Ziaee Mojtaba, Samini Morteza, Bolourtchian Mohammad, Ghaffarzadeh Mohammad, Ahmadi Maryam, Egbal Mohammad Ali, Khorrami Arash, Andalib Sina, Maleki-Dizaji Nasrin, Garjani Alireza

机构信息

Department of Pharmacology, Science & Research Branch, Islamic Azad University, Tehran, Iran.

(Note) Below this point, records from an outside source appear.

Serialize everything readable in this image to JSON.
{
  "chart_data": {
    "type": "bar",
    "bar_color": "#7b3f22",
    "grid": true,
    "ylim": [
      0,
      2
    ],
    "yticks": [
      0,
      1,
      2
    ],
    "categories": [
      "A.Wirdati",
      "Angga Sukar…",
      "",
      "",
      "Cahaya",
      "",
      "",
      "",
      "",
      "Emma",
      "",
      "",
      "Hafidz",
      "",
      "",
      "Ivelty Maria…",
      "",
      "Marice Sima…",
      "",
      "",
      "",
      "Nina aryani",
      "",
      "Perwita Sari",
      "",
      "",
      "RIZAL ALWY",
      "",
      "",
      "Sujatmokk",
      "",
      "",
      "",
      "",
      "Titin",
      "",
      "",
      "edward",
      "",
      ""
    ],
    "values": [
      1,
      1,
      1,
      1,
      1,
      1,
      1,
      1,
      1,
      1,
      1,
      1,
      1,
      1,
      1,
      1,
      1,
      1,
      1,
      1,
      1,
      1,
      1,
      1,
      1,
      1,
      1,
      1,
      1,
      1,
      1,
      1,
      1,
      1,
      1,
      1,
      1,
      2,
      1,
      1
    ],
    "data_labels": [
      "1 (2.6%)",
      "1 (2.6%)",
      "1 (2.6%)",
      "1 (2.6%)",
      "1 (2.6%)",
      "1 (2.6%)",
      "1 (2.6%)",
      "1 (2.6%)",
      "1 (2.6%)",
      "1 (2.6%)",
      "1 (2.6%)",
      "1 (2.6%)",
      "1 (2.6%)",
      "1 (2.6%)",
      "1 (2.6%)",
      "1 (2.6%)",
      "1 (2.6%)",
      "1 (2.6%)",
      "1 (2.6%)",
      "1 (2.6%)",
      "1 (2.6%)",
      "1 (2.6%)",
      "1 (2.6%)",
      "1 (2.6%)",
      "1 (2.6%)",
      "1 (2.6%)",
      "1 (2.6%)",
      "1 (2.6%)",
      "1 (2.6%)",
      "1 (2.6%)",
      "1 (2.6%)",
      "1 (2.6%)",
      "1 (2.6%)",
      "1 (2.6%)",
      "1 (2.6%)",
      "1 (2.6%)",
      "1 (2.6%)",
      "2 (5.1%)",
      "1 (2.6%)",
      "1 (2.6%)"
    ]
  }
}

Chemistry and Chemical Engineering Research Center of Iran, Tehran, Iran.

出版信息

Iran J Pharm Res. 2012 Winter;11(1):91-5.

PMID:25317189
原文链接:https://pmc.ncbi.nlm.nih.gov/articles/PMC3876562/
Abstract

Fibrates, as hypolipidemic drugs known as agonists of peroxisome proliferator-activated receptors, diminish inflammatory responses. Studies have shown that incorporation of a silicon atom into a drug structure improves its pharmacological potency, modifies its selectivity toward a given target, or changes its metabolic rate, in addition to increasing the lipophilicity of the compounds. A siliconized analog of clofibrate, ethyl-2-methyl-2-(4-(trimethylsilyl)phenoxy)propionate was synthesized, whereby the chlorine atom in the phenoxy ring was replaced by a trimethylsilyl group. The anti-inflammatory effects of the siliconized analog (silafibrate) were evaluated in an air-pouch model of inflammation and compared with those of clofibrate. Oral administration of both drugs produced a significant anti-inflammatory action by reducing carrageenan induced pouch leukocyte recruitment, exudates production, and granulated tissue weight. The silicon isostere of clofibrate has improved anti-inflammatory properties.

摘要

贝特类药物作为过氧化物酶体增殖物激活受体激动剂类的降血脂药物,可减轻炎症反应。研究表明,将硅原子引入药物结构除了能增加化合物的亲脂性外,还能提高其药理活性、改变其对特定靶点的选择性或改变其代谢速率。合成了氯贝丁酯的硅化类似物,即2-甲基-2-(4-(三甲基硅基)苯氧基)丙酸乙酯,其中苯氧基环中的氯原子被三甲基硅基取代。在气囊炎症模型中评估了该硅化类似物(西立贝特)的抗炎作用,并与氯贝丁酯进行了比较。口服这两种药物均通过减少角叉菜胶诱导的气囊白细胞募集、渗出物产生和肉芽组织重量而产生显著的抗炎作用。氯贝丁酯的硅类似物具有更好的抗炎特性。